C.R. Bard, a maker of one of the faulty vaginal mesh implants that have caused significant injuries to many of the women who received them, has been ordered to pay $5.5 million in damages. This is the first product liability suit involving the vaginal mesh devices to go through trial and have a jury rule on it. The specific product involved in the California case was the Avaulta Plus vaginal implant.
There are hundreds of lawsuits nationwide, with more expected to come, involving a wide range of vaginal mesh devices. Complaints have been raised concerning devices from Johnson & Johnson, Boston Scientific, Bard and other companies. The U.S. Food and Drug Administration has ordered more than 30 makers of vaginal mesh products to study the impact of the devices, including potential links to organ damage, incontinence, severe pain and other serious complications. In August of last year, an FDA report said the devices should be classified as posing a “high risk” to patients because of the reports of side effects.

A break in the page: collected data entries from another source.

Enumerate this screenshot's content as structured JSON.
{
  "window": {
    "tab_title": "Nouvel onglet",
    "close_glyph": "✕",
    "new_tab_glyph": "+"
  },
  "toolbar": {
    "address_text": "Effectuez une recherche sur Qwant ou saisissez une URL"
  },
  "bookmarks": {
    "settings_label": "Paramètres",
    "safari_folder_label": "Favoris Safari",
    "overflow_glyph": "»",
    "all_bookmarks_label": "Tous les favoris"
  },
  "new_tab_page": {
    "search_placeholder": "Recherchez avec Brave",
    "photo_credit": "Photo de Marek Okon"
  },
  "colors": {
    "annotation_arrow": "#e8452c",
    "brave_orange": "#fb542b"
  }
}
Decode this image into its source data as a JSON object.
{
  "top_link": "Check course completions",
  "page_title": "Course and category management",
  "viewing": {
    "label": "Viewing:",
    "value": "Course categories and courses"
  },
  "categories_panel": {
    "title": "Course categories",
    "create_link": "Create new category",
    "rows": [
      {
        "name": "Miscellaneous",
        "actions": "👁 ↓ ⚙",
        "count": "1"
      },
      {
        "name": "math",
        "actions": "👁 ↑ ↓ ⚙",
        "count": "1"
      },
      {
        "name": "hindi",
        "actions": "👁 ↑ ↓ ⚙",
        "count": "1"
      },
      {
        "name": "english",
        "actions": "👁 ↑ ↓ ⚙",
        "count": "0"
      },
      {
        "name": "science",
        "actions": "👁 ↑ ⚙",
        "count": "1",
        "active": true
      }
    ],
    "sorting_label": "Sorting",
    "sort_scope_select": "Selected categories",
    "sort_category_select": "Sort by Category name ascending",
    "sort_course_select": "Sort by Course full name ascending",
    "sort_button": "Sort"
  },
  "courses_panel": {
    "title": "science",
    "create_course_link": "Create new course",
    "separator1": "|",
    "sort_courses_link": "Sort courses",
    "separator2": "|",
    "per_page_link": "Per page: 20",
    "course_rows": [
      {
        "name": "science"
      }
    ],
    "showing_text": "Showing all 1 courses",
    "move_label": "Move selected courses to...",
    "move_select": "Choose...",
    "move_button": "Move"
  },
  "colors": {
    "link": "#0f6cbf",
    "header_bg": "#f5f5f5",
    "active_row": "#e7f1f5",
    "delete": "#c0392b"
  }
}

Many women’s health groups have called for all such devices to be recalled until the true impact is known. With the studies scheduled to last three years, many women could be exposed to the harmful devices before the manufacturers’ reports are completed.
Officials at Bard expressed disappointment over the jury verdict and contend that company conduct was not the cause of the woman’s injuries. The verdict is not likely to be the last as there have been numerous complaints of severe pain after the implantation of vaginal mesh.